As for the Darrell Royal thing, come on! The Tulane University of Louisiana? Splitting hairs.
Here, split this ......

.
Royal's meaning/intent was very clear, and he wasn't wrong. He just didn't have a full homework check of the history of Tulane's name. His point was still accurate (even if we disagree with what he suggests we should do about athletics).

Noone thinks of Tulane as the University of Louisiana anymore. Partly because we don't advertise the full name and rarely use the old seal. Partly because we are now a private university (and have been for over a century).
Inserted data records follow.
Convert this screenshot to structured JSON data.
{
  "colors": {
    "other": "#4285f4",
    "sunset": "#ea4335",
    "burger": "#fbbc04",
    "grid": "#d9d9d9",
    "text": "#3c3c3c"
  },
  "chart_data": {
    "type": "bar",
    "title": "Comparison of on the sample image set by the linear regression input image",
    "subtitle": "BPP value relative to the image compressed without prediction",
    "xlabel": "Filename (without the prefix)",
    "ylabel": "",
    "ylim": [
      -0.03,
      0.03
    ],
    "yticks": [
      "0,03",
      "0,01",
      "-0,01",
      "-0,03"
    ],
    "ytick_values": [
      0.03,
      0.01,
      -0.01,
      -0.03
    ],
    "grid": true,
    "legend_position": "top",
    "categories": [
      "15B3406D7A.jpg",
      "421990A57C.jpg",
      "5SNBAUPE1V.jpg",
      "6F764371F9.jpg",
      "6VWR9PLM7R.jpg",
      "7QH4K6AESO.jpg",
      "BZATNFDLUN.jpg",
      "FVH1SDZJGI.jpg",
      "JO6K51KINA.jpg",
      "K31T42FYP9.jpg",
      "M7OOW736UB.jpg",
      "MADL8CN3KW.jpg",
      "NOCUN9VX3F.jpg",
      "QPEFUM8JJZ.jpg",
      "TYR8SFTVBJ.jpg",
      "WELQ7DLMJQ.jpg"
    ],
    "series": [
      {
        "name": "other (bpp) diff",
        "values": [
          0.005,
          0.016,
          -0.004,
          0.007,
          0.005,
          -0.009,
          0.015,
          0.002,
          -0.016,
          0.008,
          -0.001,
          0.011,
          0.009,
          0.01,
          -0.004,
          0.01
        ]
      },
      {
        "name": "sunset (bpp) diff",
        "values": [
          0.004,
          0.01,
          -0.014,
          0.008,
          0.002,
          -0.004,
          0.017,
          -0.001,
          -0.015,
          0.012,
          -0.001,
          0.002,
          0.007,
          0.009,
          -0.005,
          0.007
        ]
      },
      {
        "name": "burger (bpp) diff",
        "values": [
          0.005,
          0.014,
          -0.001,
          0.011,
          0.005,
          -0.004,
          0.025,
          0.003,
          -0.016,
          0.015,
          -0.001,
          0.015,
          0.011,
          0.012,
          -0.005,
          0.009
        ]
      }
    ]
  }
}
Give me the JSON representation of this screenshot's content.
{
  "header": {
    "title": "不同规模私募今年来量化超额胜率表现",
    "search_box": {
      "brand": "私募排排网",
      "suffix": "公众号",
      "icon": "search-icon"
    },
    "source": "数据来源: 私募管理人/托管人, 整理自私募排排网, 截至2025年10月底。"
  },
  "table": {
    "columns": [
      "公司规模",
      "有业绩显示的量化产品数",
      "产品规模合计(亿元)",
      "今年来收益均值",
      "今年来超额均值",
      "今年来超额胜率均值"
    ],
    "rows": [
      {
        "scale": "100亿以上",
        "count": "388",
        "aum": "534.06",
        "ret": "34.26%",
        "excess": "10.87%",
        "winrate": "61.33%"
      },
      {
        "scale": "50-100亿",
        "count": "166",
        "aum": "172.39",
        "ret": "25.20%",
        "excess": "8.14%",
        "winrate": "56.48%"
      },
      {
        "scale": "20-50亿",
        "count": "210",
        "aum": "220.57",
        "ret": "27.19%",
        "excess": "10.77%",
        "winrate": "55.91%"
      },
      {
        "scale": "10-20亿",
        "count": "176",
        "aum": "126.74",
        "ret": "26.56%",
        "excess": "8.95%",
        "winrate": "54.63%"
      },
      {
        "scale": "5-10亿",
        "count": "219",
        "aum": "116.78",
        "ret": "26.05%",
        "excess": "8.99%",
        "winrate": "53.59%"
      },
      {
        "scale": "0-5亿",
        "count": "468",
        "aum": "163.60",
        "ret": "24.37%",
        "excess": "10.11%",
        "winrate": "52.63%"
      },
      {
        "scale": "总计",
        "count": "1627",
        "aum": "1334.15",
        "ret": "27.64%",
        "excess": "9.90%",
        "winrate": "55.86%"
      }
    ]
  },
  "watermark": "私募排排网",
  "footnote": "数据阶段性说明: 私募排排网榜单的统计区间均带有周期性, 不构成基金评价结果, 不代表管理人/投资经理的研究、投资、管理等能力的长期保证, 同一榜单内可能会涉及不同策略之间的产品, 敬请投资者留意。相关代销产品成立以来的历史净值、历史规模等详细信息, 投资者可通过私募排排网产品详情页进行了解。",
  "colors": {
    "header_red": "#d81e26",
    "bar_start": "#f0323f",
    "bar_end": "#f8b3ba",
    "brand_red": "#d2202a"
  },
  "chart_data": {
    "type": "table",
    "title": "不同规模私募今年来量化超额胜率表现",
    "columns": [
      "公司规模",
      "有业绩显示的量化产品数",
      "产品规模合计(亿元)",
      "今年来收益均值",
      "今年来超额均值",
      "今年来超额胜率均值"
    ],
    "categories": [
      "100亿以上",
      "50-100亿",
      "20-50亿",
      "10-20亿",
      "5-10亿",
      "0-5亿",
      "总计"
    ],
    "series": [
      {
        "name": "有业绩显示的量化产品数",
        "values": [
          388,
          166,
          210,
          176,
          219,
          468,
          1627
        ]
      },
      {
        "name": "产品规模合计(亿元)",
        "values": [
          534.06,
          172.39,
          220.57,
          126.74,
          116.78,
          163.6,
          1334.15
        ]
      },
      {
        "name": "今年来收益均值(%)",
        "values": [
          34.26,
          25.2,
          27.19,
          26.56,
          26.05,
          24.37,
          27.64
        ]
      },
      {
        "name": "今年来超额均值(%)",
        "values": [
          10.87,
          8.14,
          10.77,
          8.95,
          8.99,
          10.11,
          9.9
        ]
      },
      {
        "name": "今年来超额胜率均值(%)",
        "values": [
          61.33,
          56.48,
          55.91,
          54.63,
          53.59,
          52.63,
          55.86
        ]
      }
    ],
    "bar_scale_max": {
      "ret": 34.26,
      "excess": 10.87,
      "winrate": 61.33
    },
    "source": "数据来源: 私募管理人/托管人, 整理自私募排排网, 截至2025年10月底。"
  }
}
Partly because the state now has a University of Louisiana (two counting Monroe).....and while we are a better school than either of them, we are still a private university in a state that has a University of Louisiana in Lafayette.

Personally, I like "Tulane University of Louisiana" (and even "The Tulane University of Louisiana") because it more directly links us to where we are, and makes us sound more local. We should use it more. But it still doesn't make us "The University of Louisiana" in the way that Royal means.

That said, to contradict Royal, the "University of Miami" has seemed to do just fine in athletics. So has Stanford (even if only lately) and Duke (even if not in football). Notre Dame? Rice in baseball? Clemson? Success can happen, it just takes commitment. And we've never had that. At least not for an extended period of time. Will we now? Time will tell.
Clemson is public. Was Royal trying a cute way of saying public vs. private?